Ou encore dans la belle aux cheveux d’or :
« Il y avait une fois la fille d’un roi qui était si belle, qu’il n’y avait rien de si beau au monde. On la nommait la Belle aux Cheveux d’Or car ses cheveux étaient plus fins que de l’or, et blonds par merveille, tout frisés, qui lui tombaient jusque sur les pieds. Elle allait toujours couverte de ses cheveux bouclés, avec une couronne de fleurs sur la tête et des habits brochés de diamants et de perles, si bien qu’on ne pouvait la voir sans l’aimer. »
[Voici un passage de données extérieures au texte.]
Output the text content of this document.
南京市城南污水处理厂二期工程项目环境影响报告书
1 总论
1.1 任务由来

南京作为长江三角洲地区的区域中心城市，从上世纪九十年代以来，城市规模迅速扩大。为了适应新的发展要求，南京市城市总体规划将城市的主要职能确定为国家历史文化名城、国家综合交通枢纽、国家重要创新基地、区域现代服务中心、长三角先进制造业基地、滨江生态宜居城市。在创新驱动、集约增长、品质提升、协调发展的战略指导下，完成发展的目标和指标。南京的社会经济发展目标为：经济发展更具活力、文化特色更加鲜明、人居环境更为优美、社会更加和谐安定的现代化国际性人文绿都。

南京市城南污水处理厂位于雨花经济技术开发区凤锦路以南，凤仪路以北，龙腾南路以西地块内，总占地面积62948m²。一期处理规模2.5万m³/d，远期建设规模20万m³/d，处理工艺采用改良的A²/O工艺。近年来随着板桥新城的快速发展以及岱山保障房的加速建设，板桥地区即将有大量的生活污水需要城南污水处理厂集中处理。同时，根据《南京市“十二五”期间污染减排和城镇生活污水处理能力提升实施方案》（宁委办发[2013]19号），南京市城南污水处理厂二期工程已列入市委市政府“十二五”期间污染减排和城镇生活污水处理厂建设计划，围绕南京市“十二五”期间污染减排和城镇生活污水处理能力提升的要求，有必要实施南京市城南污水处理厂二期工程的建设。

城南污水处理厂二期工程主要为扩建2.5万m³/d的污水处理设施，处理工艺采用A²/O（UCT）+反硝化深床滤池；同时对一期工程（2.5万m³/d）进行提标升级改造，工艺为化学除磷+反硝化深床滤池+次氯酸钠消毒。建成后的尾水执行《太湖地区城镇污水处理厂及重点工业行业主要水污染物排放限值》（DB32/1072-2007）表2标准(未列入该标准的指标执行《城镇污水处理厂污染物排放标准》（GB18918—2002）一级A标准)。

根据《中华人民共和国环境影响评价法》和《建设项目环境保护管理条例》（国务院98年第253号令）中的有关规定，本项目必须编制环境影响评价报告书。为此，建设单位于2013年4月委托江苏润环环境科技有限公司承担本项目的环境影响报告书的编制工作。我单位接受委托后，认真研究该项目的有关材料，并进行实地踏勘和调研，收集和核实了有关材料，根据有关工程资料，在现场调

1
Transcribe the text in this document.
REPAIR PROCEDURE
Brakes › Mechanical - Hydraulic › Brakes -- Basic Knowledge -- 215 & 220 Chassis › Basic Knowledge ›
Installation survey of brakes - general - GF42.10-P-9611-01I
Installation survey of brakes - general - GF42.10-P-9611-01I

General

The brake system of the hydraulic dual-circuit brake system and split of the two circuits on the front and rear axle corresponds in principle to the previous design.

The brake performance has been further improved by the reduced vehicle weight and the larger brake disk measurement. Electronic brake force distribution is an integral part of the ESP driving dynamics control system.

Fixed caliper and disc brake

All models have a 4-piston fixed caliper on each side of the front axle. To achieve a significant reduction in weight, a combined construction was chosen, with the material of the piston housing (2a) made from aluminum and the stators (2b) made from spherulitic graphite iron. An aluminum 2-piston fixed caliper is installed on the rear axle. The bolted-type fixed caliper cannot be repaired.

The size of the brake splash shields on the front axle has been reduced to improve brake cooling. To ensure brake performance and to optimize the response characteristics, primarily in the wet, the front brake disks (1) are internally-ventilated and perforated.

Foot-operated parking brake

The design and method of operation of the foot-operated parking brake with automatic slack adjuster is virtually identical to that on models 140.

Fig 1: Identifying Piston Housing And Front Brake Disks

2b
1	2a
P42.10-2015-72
Mais on retrouve l’idée que pour être une vraie princesse, il faut être habillée richement dans la plupart des contes, et même dans des textes plus parodiques. Dans Même les princesses doivent aller à l’école de Susie Morgenstern (l’école des loisirs, 1992) :
« Personne d’autre n’avait une longue robe flottante à traîne ornée de volants de mousseline. Personne d’autre ne portait une crinoline qui gonflait la jupe aux proportions d’un demi-ballon. Personne n’avait de manches en dentelle, garnies de rubans. Non, elle ne savait pas que, pour ces êtres en toile de jean et en velours côtelé, ses tulles, ses broderies, ses souliers en soie appartenaient à un livre d’histoire du XVIIIe siècle ou à un musée de la mode ou à un bal costumé, mais pour Alystère, c’était entièrement, complètement et totalement normal, car elle était, après tout, une princesse ».
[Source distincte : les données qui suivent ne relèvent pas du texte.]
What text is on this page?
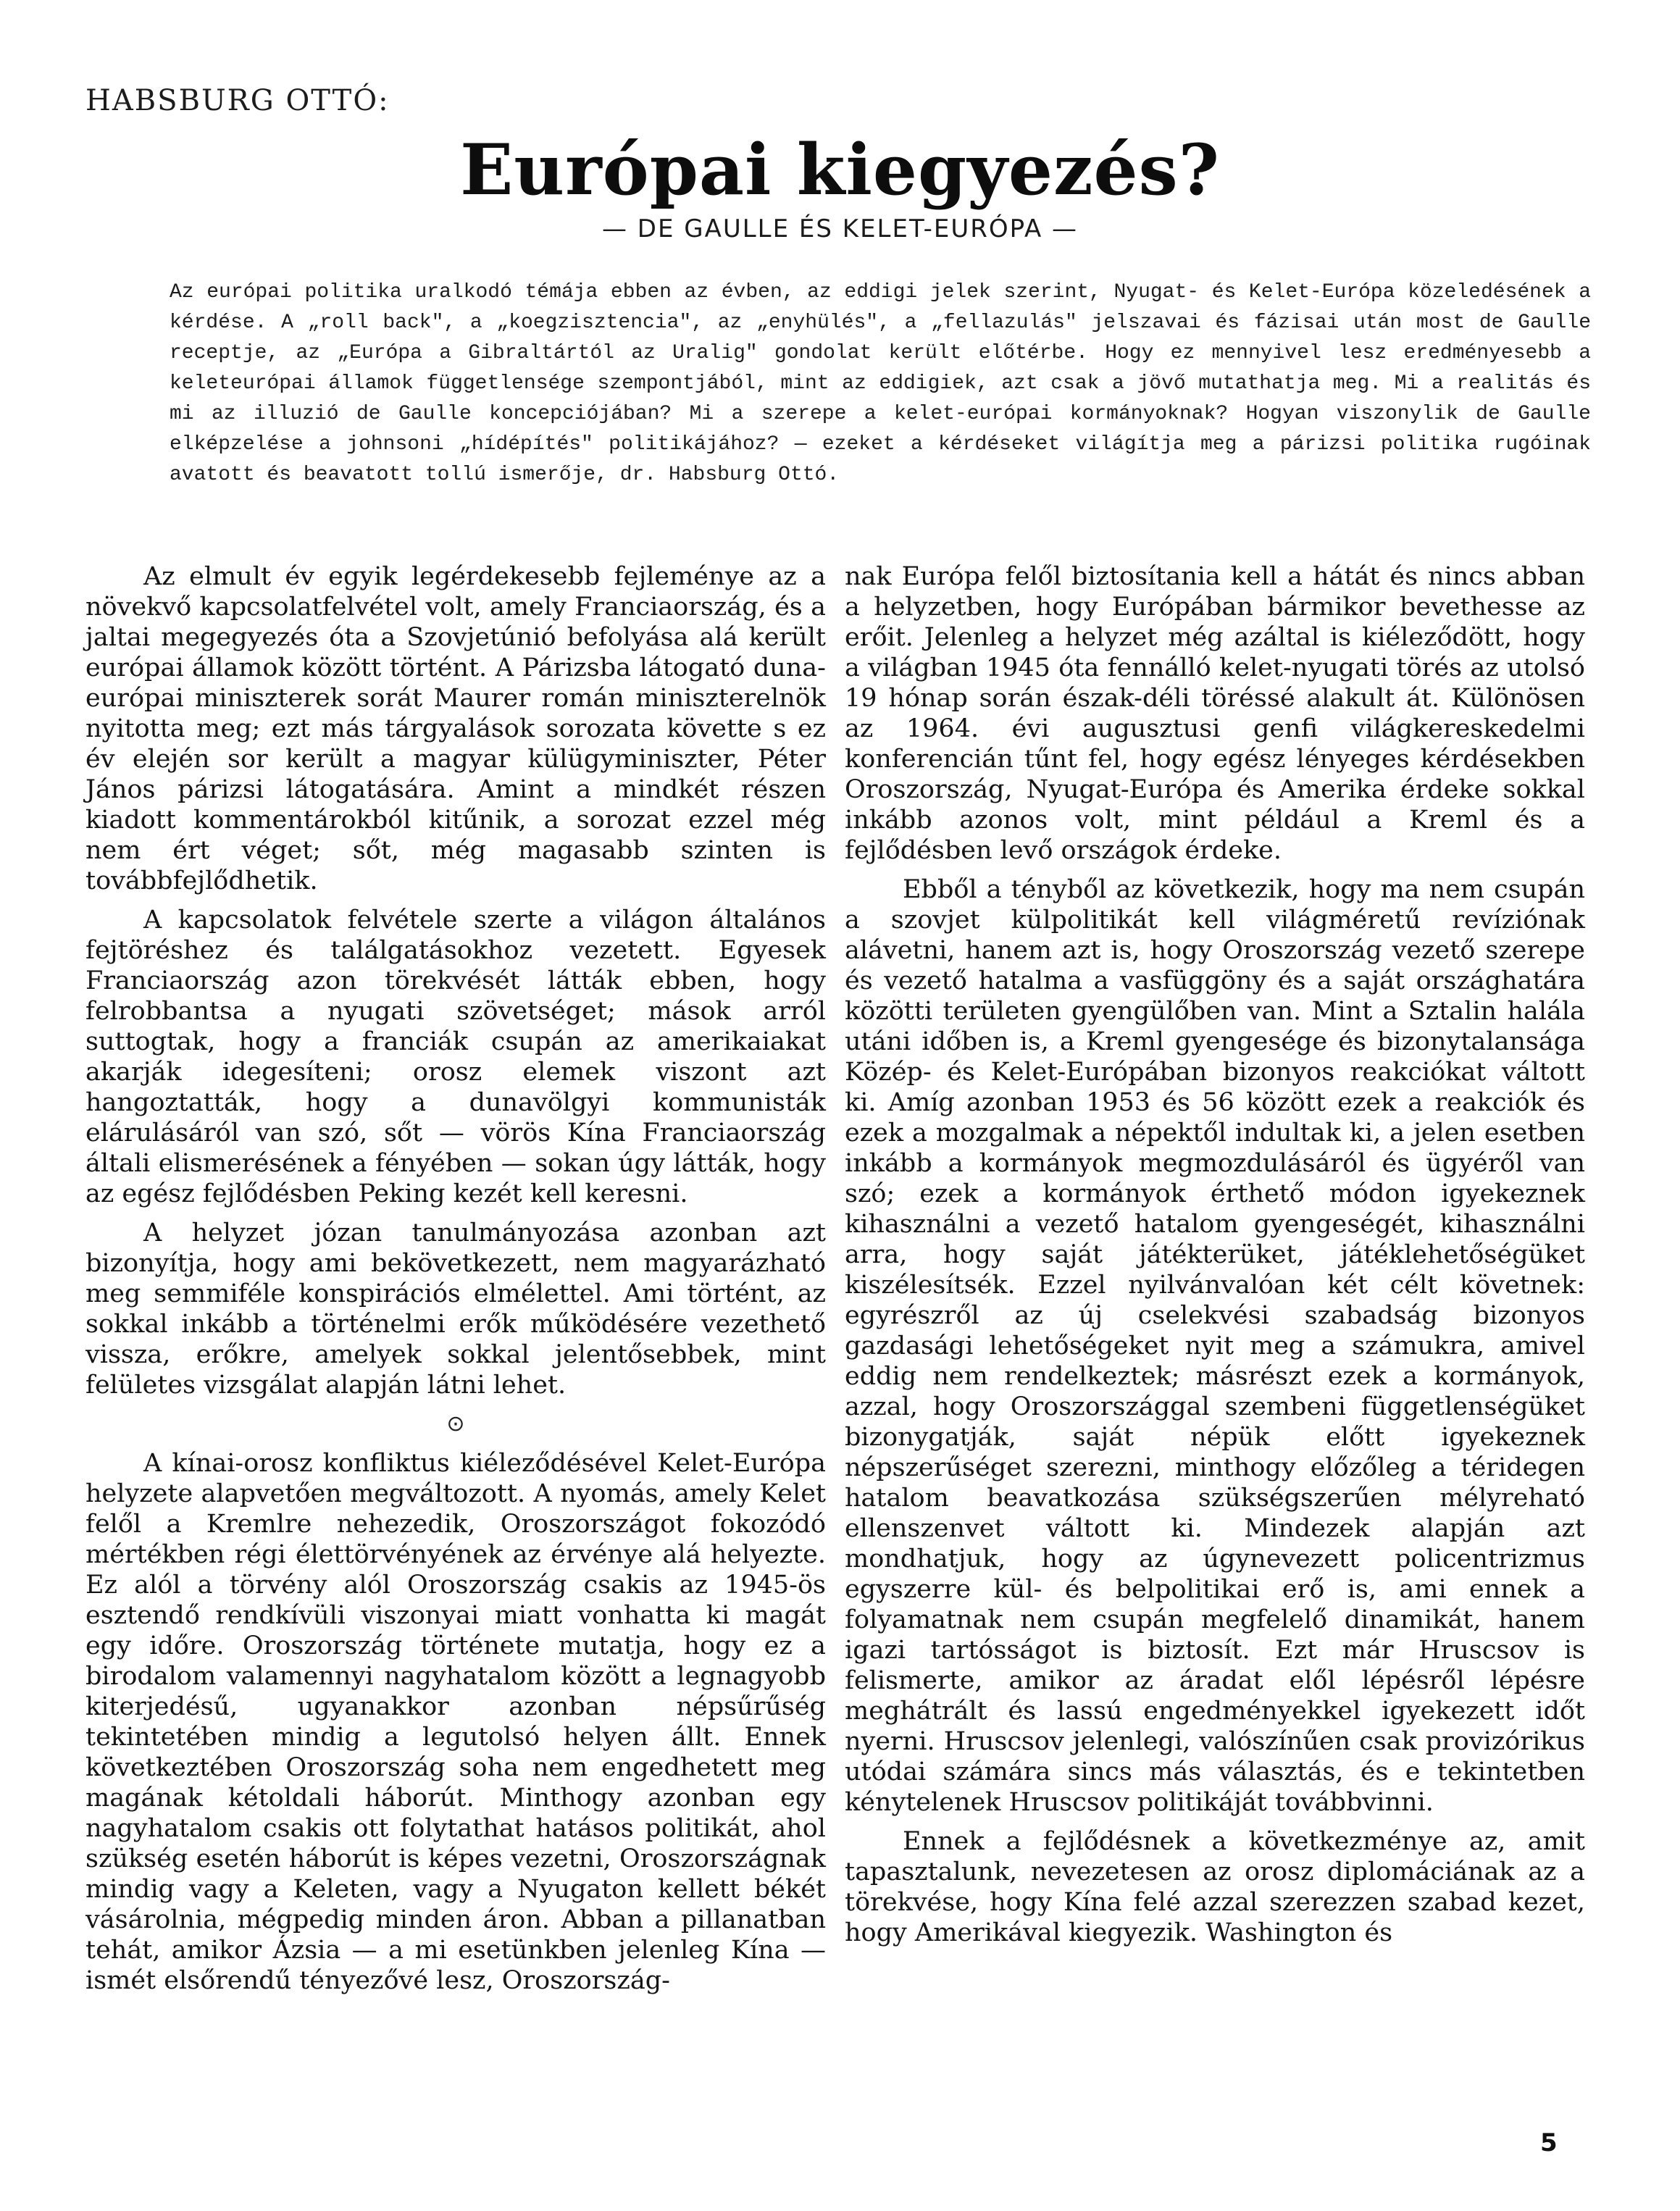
HABSBURG OTTÓ:
Európai kiegyezés?
— DE GAULLE ÉS KELET-EURÓPA —

Az európai politika uralkodó témája ebben az évben, az eddigi jelek szerint, Nyugat- és Kelet-Európa közeledésének a kérdése. A „roll back", a „koegzisztencia", az „enyhülés", a „fellazulás" jelszavai és fázisai után most de Gaulle receptje, az „Európa a Gibraltártól az Uralig" gondolat került előtérbe. Hogy ez mennyivel lesz eredményesebb a keleteurópai államok függetlensége szempontjából, mint az eddigiek, azt csak a jövő mutathatja meg. Mi a realitás és mi az illuzió de Gaulle koncepciójában? Mi a szerepe a kelet-európai kormányoknak? Hogyan viszonylik de Gaulle elképzelése a johnsoni „hídépítés" politikájához? — ezeket a kérdéseket világítja meg a párizsi politika rugóinak avatott és beavatott tollú ismerője, dr. Habsburg Ottó.

Az elmult év egyik legérdekesebb fejleménye az a növekvő kapcsolatfelvétel volt, amely Franciaország, és a jaltai megegyezés óta a Szovjetúnió befolyása alá került európai államok között történt. A Párizsba látogató duna-európai miniszterek sorát Maurer román miniszterelnök nyitotta meg; ezt más tárgyalások sorozata követte s ez év elején sor került a magyar külügyminiszter, Péter János párizsi látogatására. Amint a mindkét részen kiadott kommentárokból kitűnik, a sorozat ezzel még nem ért véget; sőt, még magasabb szinten is továbbfejlődhetik.

A kapcsolatok felvétele szerte a világon általános fejtöréshez és találgatásokhoz vezetett. Egyesek Franciaország azon törekvését látták ebben, hogy felrobbantsa a nyugati szövetséget; mások arról suttogtak, hogy a franciák csupán az amerikaiakat akarják idegesíteni; orosz elemek viszont azt hangoztatták, hogy a dunavölgyi kommunisták elárulásáról van szó, sőt — vörös Kína Franciaország általi elismerésének a fényében — sokan úgy látták, hogy az egész fejlődésben Peking kezét kell keresni.

A helyzet józan tanulmányozása azonban azt bizonyítja, hogy ami bekövetkezett, nem magyarázható meg semmiféle konspirációs elmélettel. Ami történt, az sokkal inkább a történelmi erők működésére vezethető vissza, erőkre, amelyek sokkal jelentősebbek, mint felületes vizsgálat alapján látni lehet.

⊙

A kínai-orosz konfliktus kiéleződésével Kelet-Európa helyzete alapvetően megváltozott. A nyomás, amely Kelet felől a Kremlre nehezedik, Oroszországot fokozódó mértékben régi élettörvényének az érvénye alá helyezte. Ez alól a törvény alól Oroszország csakis az 1945-ös esztendő rendkívüli viszonyai miatt vonhatta ki magát egy időre. Oroszország története mutatja, hogy ez a birodalom valamennyi nagyhatalom között a legnagyobb kiterjedésű, ugyanakkor azonban népsűrűség tekintetében mindig a legutolsó helyen állt. Ennek következtében Oroszország soha nem engedhetett meg magának kétoldali háborút. Minthogy azonban egy nagyhatalom csakis ott folytathat hatásos politikát, ahol szükség esetén háborút is képes vezetni, Oroszországnak mindig vagy a Keleten, vagy a Nyugaton kellett békét vásárolnia, mégpedig minden áron. Abban a pillanatban tehát, amikor Ázsia — a mi esetünkben jelenleg Kína — ismét elsőrendű tényezővé lesz, Oroszország-

nak Európa felől biztosítania kell a hátát és nincs abban a helyzetben, hogy Európában bármikor bevethesse az erőit. Jelenleg a helyzet még azáltal is kiéleződött, hogy a világban 1945 óta fennálló kelet-nyugati törés az utolsó 19 hónap során észak-déli töréssé alakult át. Különösen az 1964. évi augusztusi genfi világkereskedelmi konferencián tűnt fel, hogy egész lényeges kérdésekben Oroszország, Nyugat-Európa és Amerika érdeke sokkal inkább azonos volt, mint például a Kreml és a fejlődésben levő országok érdeke.

Ebből a tényből az következik, hogy ma nem csupán a szovjet külpolitikát kell világméretű revíziónak alávetni, hanem azt is, hogy Oroszország vezető szerepe és vezető hatalma a vasfüggöny és a saját országhatára közötti területen gyengülőben van. Mint a Sztalin halála utáni időben is, a Kreml gyengesége és bizonytalansága Közép- és Kelet-Európában bizonyos reakciókat váltott ki. Amíg azonban 1953 és 56 között ezek a reakciók és ezek a mozgalmak a népektől indultak ki, a jelen esetben inkább a kormányok megmozdulásáról és ügyéről van szó; ezek a kormányok érthető módon igyekeznek kihasználni a vezető hatalom gyengeségét, kihasználni arra, hogy saját játékterüket, játéklehetőségüket kiszélesítsék. Ezzel nyilvánvalóan két célt követnek: egyrészről az új cselekvési szabadság bizonyos gazdasági lehetőségeket nyit meg a számukra, amivel eddig nem rendelkeztek; másrészt ezek a kormányok, azzal, hogy Oroszországgal szembeni függetlenségüket bizonygatják, saját népük előtt igyekeznek népszerűséget szerezni, minthogy előzőleg a téridegen hatalom beavatkozása szükségszerűen mélyreható ellenszenvet váltott ki. Mindezek alapján azt mondhatjuk, hogy az úgynevezett policentrizmus egyszerre kül- és belpolitikai erő is, ami ennek a folyamatnak nem csupán megfelelő dinamikát, hanem igazi tartósságot is biztosít. Ezt már Hruscsov is felismerte, amikor az áradat elől lépésről lépésre meghátrált és lassú engedményekkel igyekezett időt nyerni. Hruscsov jelenlegi, valószínűen csak provizórikus utódai számára sincs más választás, és e tekintetben kénytelenek Hruscsov politikáját továbbvinni.

Ennek a fejlődésnek a következménye az, amit tapasztalunk, nevezetesen az orosz diplomáciának az a törekvése, hogy Kína felé azzal szerezzen szabad kezet, hogy Amerikával kiegyezik. Washington és

5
On trouve donc régulièrement, dans les contes, des scènes d’habillage, de transformation, afin que les princesses deviennent aussi belles qu’elles doivent l’être.

On trouve ainsi dans les douze princesses (Jane Rey d’après les frères Grimm, les douze princesses, Gautier-Languereau, 1996) cette scène de préparatifs :
« Ouvrant placards et armoires, elles se vêtirent de lin, de dentelle et de soie brodée, de riche velours et de brocart. S’aidant les unes les autres, elles bouclèrent ou tressèrent leurs cheveux, mirent du rouge à leurs lèvres, se poudrèrent, prirent leurs éventails et chaussèrent leurs souliers neufs. »
Ces transformations sont parfois magiques.
« La fée dit alors à Cendrillon : Hé bien, voilà de quoi aller au Bal, n’es-tu pas bien aise ?
Oui, mais est-ce que j’irai comme cela avec mes vilains habits? Sa Marraine ne fit que la toucher avec sa baguette, et en même temps ses habits furent changés en des habits de drap d’or et d’argent tout chamarrés de pierreries ; elle lui donna ensuite une paire de pantoufles de verre, les plus jolies du monde. »
Cendrillon par Perrault
Et ces préparatifs ne sont pas juste « décoratifs ». Ils sont nécessaires pour que la princesse soit reconnue comme telle. En effet, c’est lorsqu’elle est luxueusement vêtue que le prince tombe amoureux d’elle et la voit comme une princesse.
Dans Peau d’âne :
Un jour le jeune Prince errant à l’aventure
De basse-cour en basse-cour,
Passa dans une allée obscure
Où de Peau d’Âne était l’humble séjour.
Par hasard il mit l’œil au trou de la serrure.
Comme il était fête ce jour,
Elle avait pris une riche parure
Et ses superbes vêtements
Qui, tissus de fin or et de gros diamants,
Égalaient du Soleil la clarté la plus pure.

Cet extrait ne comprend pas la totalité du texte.